Insomma, Less is More: una filosofia che sembra essere vincente ovunque… meno che nella mente dei fotografi (specialmente italiani), che probabilmente continuano a credere che il mercato sia in un periodo “di crisi”, che poi qualcosa succederà. In realtà, lo stesso atteggiamento viene percepito sui giornali, le tesi degli economisti in queste settimane porterebbero a credere che “la crisi sta finendo”, che “ci sono segnali di recupero”. Vorrei prendere tutti questi “esperti”, chiuderli in una gabbia e lasciarli liberi solo quando “davvero” la crisi sarà finita: se è come dicono loro, si tratterà di una privazione di libertà che durerà poco… Nella realtà dei fatti, crediamo, questa che stiamo vivendo non è una crisi (che prevede quindi una fine e il passaggio ad un altro periodo di maggiore agiatezza), è un cambiamento radicale, che non cambierà. Ci saranno periodi migliori, ma quello che abbiamo perso, non si recupererà più.
Questo non significa che “moriremo di fame”, ma che dobbiamo ripensare al nostro lavoro con una filosofia diversa, riuscendo a comprendere quali devono essere le strategie per stare a galla. Un segnale ci viene dal blog di Yuri Arcurs, famoso per essere il “maggiore venditore di fotografie di Microstock al mondo”, che ha dichiarato che il suo fatturato annuale (vendendo foto da 1 dollaro) è di circa 1 milione di dollari all’anno. Non amiamo i numeri buttati così, sul tavolo, forse vale la pena dare un’occhiata ad un video, che mostra con grande chiarezza come deve essere uno studio di un fotografo come Yuri, che è, di fatto, un’industria in grado di produrre fotografie di qualità in grandissima quantità. Anche nella sua “grandiosità”, si tratta di uno studio che sposa l’idea del “less is more”: è enorme, è vero, si propone come una piattaforma ideale per produrre qualsiasi fotografia, ma al tempo stesso è essenziale. Come le fotografie che scatta (come quella in introduzione di questo articolo): semplici, essenziali, senza complessità: vanno direttamente all’obiettivo che si vuole comunicare, nulla di più.
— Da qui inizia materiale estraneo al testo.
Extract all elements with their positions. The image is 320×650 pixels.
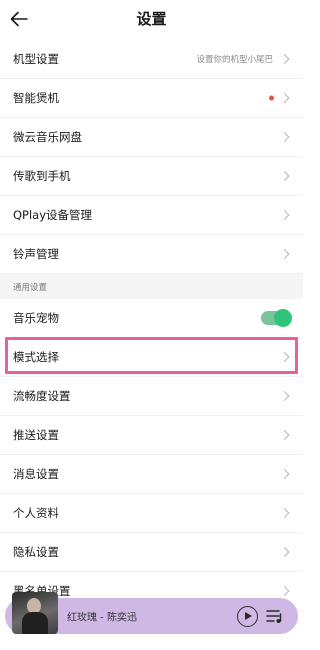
settings-item-label: QPlay设备管理 bbox=[13, 208, 93, 222]
section-header-general: 通用设置 bbox=[0, 274, 303, 299]
settings-item-ringtone[interactable]: 铃声管理 bbox=[0, 235, 303, 274]
toggle-knob bbox=[274, 309, 292, 327]
mini-player[interactable]: 红玫瑰 - 陈奕迅 bbox=[5, 592, 298, 634]
album-cover[interactable] bbox=[12, 592, 58, 634]
settings-item-label: 消息设置 bbox=[13, 467, 59, 481]
settings-list: 机型设置 设置你的机型小尾巴 智能煲机 微云音乐网盘 传歌到手机 QPlay设备… bbox=[0, 40, 303, 611]
settings-item-label: 微云音乐网盘 bbox=[13, 130, 82, 144]
settings-item-label: 机型设置 bbox=[13, 52, 59, 66]
chevron-right-icon bbox=[279, 93, 290, 103]
settings-item-mode-select[interactable]: 模式选择 bbox=[0, 338, 303, 377]
settings-item-messages[interactable]: 消息设置 bbox=[0, 455, 303, 494]
page-title: 设置 bbox=[136, 10, 167, 28]
play-circle-icon[interactable] bbox=[237, 606, 258, 627]
settings-item-label: 智能煲机 bbox=[13, 91, 59, 105]
chevron-right-icon bbox=[279, 469, 290, 479]
chevron-right-icon bbox=[279, 54, 290, 64]
settings-item-smoothness[interactable]: 流畅度设置 bbox=[0, 377, 303, 416]
settings-item-label: 铃声管理 bbox=[13, 247, 59, 261]
playlist-icon[interactable] bbox=[266, 608, 284, 624]
settings-item-push[interactable]: 推送设置 bbox=[0, 416, 303, 455]
settings-item-label: 个人资料 bbox=[13, 506, 59, 520]
chevron-right-icon bbox=[279, 210, 290, 220]
chevron-right-icon bbox=[279, 171, 290, 181]
settings-item-label: 流畅度设置 bbox=[13, 389, 71, 403]
music-pet-toggle[interactable] bbox=[261, 309, 292, 327]
settings-item-transfer-songs[interactable]: 传歌到手机 bbox=[0, 157, 303, 196]
chevron-right-icon bbox=[279, 586, 290, 596]
settings-item-label: 隐私设置 bbox=[13, 545, 59, 559]
settings-item-privacy[interactable]: 隐私设置 bbox=[0, 533, 303, 572]
section-title: 通用设置 bbox=[13, 282, 48, 293]
chevron-right-icon bbox=[279, 132, 290, 142]
settings-item-music-pet: 音乐宠物 bbox=[0, 299, 303, 338]
settings-item-model[interactable]: 机型设置 设置你的机型小尾巴 bbox=[0, 40, 303, 79]
chevron-right-icon bbox=[279, 391, 290, 401]
settings-item-qplay[interactable]: QPlay设备管理 bbox=[0, 196, 303, 235]
settings-item-hint: 设置你的机型小尾巴 bbox=[196, 55, 273, 65]
play-triangle bbox=[245, 612, 252, 620]
now-playing-title: 红玫瑰 - 陈奕迅 bbox=[67, 612, 137, 624]
chevron-right-icon bbox=[279, 547, 290, 557]
settings-item-label: 传歌到手机 bbox=[13, 169, 71, 183]
chevron-right-icon bbox=[279, 430, 290, 440]
top-bar: 设置 bbox=[0, 0, 303, 40]
settings-item-label: 音乐宠物 bbox=[13, 311, 59, 325]
settings-item-label: 模式选择 bbox=[13, 350, 59, 364]
chevron-right-icon bbox=[279, 249, 290, 259]
settings-item-smart-burn-in[interactable]: 智能煲机 bbox=[0, 79, 303, 118]
settings-item-label: 推送设置 bbox=[13, 428, 59, 442]
settings-item-profile[interactable]: 个人资料 bbox=[0, 494, 303, 533]
cover-figure-body bbox=[22, 612, 48, 634]
chevron-right-icon bbox=[279, 352, 290, 362]
red-dot-badge bbox=[269, 95, 274, 101]
settings-item-cloud-drive[interactable]: 微云音乐网盘 bbox=[0, 118, 303, 157]
chevron-right-icon bbox=[279, 508, 290, 518]
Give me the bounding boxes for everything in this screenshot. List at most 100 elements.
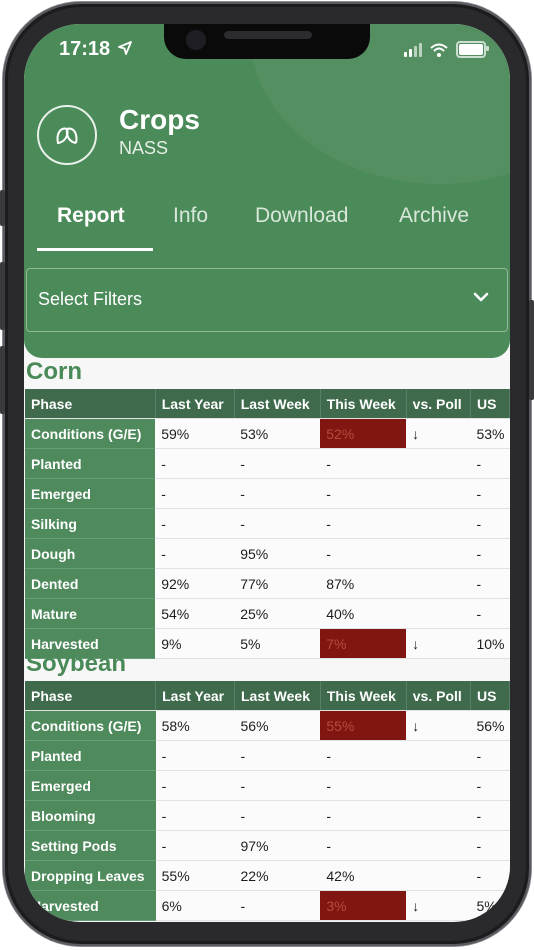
camera [186,30,206,50]
last-week-cell: - [234,800,321,831]
volume-up-button [0,262,5,330]
last-year-cell: 9% [155,628,235,659]
us-cell: 56% [470,710,510,741]
us-cell: - [470,800,510,831]
last-year-cell: 54% [155,598,235,629]
vs-poll-cell [406,740,471,771]
vs-poll-cell [406,508,471,539]
last-week-cell: 97% [234,830,321,861]
table-row: Blooming - - - - [25,800,510,831]
table-row: Conditions (G/E) 59% 53% 52% ↓ 53% [25,418,510,449]
col-header-this-week: This Week [320,681,407,711]
col-header-last-year: Last Year [155,681,235,711]
phase-cell: Dough [25,538,156,569]
us-cell: - [470,508,510,539]
col-header-vs-poll: vs. Poll [406,681,471,711]
phase-cell: Mature [25,598,156,629]
vs-poll-cell [406,770,471,801]
app-header: 17:18 Crops NASS Report Info Download Ar… [24,24,510,358]
us-cell: - [470,448,510,479]
last-year-cell: 58% [155,710,235,741]
tab-info[interactable]: Info [173,204,208,228]
col-header-last-week: Last Week [234,681,321,711]
this-week-cell: 40% [320,598,407,629]
app-subtitle: NASS [119,138,169,158]
last-year-cell: 59% [155,418,235,449]
this-week-cell: - [320,770,407,801]
table-row: Dented 92% 77% 87% - [25,568,510,599]
this-week-cell: 7% [320,628,407,659]
tab-bar: Report Info Download Archive [24,204,510,251]
last-year-cell: 55% [155,860,235,891]
last-year-cell: - [155,800,235,831]
vs-poll-cell [406,800,471,831]
phone-screen: 17:18 Crops NASS Report Info Download Ar… [24,24,510,922]
phase-cell: Conditions (G/E) [25,710,156,741]
last-week-cell: 5% [234,628,321,659]
us-cell: - [470,568,510,599]
vs-poll-cell: ↓ [406,628,471,659]
last-week-cell: 95% [234,538,321,569]
status-time: 17:18 [59,38,132,61]
select-filters-dropdown[interactable]: Select Filters [26,268,508,332]
last-year-cell: - [155,508,235,539]
phase-cell: Blooming [25,800,156,831]
this-week-cell: - [320,800,407,831]
col-header-vs-poll: vs. Poll [406,389,471,419]
vs-poll-cell [406,448,471,479]
vs-poll-cell [406,568,471,599]
this-week-cell: 52% [320,418,407,449]
table-header-row: Phase Last Year Last Week This Week vs. … [25,681,510,711]
us-cell: - [470,740,510,771]
last-year-cell: - [155,740,235,771]
phase-cell: Dented [25,568,156,599]
this-week-cell: - [320,478,407,509]
phase-cell: Silking [25,508,156,539]
us-cell: - [470,538,510,569]
col-header-us: US [470,681,510,711]
phase-cell: Planted [25,740,156,771]
this-week-cell: 42% [320,860,407,891]
table-row: Setting Pods -97% - - [25,830,510,861]
tab-report[interactable]: Report [57,204,125,228]
soybean-table: Phase Last Year Last Week This Week vs. … [25,681,510,921]
table-row: Silking - - - - [25,508,510,539]
us-cell: 53% [470,418,510,449]
active-tab-indicator [37,248,153,251]
select-filters-label: Select Filters [38,289,143,309]
phase-cell: Emerged [25,478,156,509]
speaker-grille [224,31,312,39]
us-cell: - [470,770,510,801]
phase-cell: Emerged [25,770,156,801]
leaf-icon [56,127,78,145]
section-title-soybean: Soybean [26,650,127,677]
table-row: Planted - - - - [25,740,510,771]
col-header-phase: Phase [25,681,157,711]
col-header-last-week: Last Week [234,389,321,419]
phase-cell: Dropping Leaves [25,860,156,891]
tab-archive[interactable]: Archive [399,204,469,228]
section-title-corn: Corn [26,358,82,385]
col-header-this-week: This Week [320,389,407,419]
table-row: Emerged - - - - [25,478,510,509]
phase-cell: Conditions (G/E) [25,418,156,449]
vs-poll-cell [406,538,471,569]
last-week-cell: 77% [234,568,321,599]
status-icons [404,41,489,58]
last-week-cell: - [234,890,321,921]
last-week-cell: 53% [234,418,321,449]
volume-down-button [0,346,5,414]
last-year-cell: - [155,770,235,801]
vs-poll-cell: ↓ [406,418,471,449]
this-week-cell: 87% [320,568,407,599]
last-year-cell: - [155,538,235,569]
table-row: Harvested 6% -3% ↓ 5% [25,890,510,921]
location-arrow-icon [117,41,132,55]
tab-download[interactable]: Download [255,204,348,228]
this-week-cell: - [320,740,407,771]
mute-switch [0,190,5,226]
last-week-cell: 25% [234,598,321,629]
table-row: Planted - - - - [25,448,510,479]
power-button [529,300,534,400]
us-cell: - [470,598,510,629]
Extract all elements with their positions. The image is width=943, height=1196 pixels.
Con questo non vogliamo dire che questa sia “l’unica strada”, tutt’altro. C’è spazio anche per chi non vuole puntare sulla quantità, che vorrebbe proporre poche immagini, molto più elaborate dal punto di vista creativo, espressivo, artistico. Anche in questo caso, “less is more” funziona. Purtroppo, quello che succede di vedere in giro, invece, sono produzioni che uniscono il “Tanto al poco”: si scatta tanto, si guadagna poco. Qualcosa deve cambiare, e non ha senso sperare in “tempi migliori”.
Update: Oggi (domenica) quando il SJ era già finito, abbiamo letto un articolo sul “Corriere” dal titolo “Un anno dopo il crac Lehman l’America scopre il microchic” che racconta come il modello economico della “sobrietà obaniana” sta portando gli americani a scoprire il gusto delle auto, del cibo e di altri “lussi” in versione “piccola”. Insomma, la sensazione che avevamo raccontato in questa sede, sembra essere percepita anche oltre oceano. Andrà bene alla Fiat 500, pronta per aggredire il mercato americano, speriamo che vada bene anche a noi tutti, piccolini, ma con tanta voglia di fare!